I would say that those who “deny the future and live two lives,” are people who simply live in the moment. Right now, not later, not an hour ago, right now. Personally, I admire people who live in the now because I consider them more risky, impulsive, and in a sense carefree. I cannot say that living like this way would make you unhappy, because I do not know. This lifestyle involves not knowing the future and not caring enough to wonder. Decisions are made right then; things are done at that moment without any thought of how they might affect the future. I would think it would be very hard to be happy living this way. Unless I at least consider the future when making decisions I worry that my decisions are hasty and will result in failure.

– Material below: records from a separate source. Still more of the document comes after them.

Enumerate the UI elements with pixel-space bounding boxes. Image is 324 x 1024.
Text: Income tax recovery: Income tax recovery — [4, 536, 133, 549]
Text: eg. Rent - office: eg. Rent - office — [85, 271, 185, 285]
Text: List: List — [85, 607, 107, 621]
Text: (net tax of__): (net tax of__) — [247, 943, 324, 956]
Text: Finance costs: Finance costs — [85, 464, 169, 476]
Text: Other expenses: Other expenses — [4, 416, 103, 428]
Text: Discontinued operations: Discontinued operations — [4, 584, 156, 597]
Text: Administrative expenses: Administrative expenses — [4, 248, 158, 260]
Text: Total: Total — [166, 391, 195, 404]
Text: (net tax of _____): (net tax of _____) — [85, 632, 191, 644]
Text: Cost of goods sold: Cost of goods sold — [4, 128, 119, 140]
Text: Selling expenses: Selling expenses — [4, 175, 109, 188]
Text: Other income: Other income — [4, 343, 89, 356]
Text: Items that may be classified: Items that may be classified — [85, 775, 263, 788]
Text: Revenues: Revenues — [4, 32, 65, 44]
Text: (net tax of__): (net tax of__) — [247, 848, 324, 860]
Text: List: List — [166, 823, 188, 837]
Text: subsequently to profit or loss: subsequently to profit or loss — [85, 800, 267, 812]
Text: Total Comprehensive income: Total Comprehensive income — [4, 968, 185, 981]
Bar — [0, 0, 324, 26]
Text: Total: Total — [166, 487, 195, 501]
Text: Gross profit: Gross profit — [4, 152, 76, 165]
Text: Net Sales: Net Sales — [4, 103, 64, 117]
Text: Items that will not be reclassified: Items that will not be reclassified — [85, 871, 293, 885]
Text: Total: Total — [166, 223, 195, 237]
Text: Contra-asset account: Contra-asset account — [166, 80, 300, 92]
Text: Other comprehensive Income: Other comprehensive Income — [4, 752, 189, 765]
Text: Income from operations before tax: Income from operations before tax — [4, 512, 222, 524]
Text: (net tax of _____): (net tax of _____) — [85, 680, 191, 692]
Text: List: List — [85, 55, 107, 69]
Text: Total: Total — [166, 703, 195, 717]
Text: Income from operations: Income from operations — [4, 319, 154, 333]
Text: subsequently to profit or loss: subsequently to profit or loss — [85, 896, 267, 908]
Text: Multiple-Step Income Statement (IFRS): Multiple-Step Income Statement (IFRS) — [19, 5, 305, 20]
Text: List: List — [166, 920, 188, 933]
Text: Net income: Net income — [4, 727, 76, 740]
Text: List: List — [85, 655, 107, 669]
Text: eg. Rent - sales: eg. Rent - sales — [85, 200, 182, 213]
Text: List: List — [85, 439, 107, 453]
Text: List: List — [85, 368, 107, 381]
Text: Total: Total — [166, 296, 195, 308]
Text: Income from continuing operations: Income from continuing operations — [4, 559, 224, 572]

The future is something I will never know, so why not “wait to live life” as it comes? Living this way requires acceptance. I am a control freak, but not your typical one. I am not the obsessive cleaner or even Ms. Organization; I just like to know that I am in control of my life. I like knowing that I can fix situations. I like knowing exactly what is going to happen. Because I think living not knowing the future is the best way to live, I have to accept or at least attempt to accept that I cannot control the future. It is something I have absolutely no control over, whatever is going to happen will happen. But the hardest part of living this way, is knowing that the future will come regardless, so there is no since is worrying so much about it. Yes, make your decisions around future plans but sensibly. Your future should not control all the decisions you make, especially because you do not know your future. It is comforting in a way, that no one can tell you what is going to happen, not even yourself. So I try to take one day at a time, think ahead, but realize that it will come when it comes so I might as well enjoy life and live it now.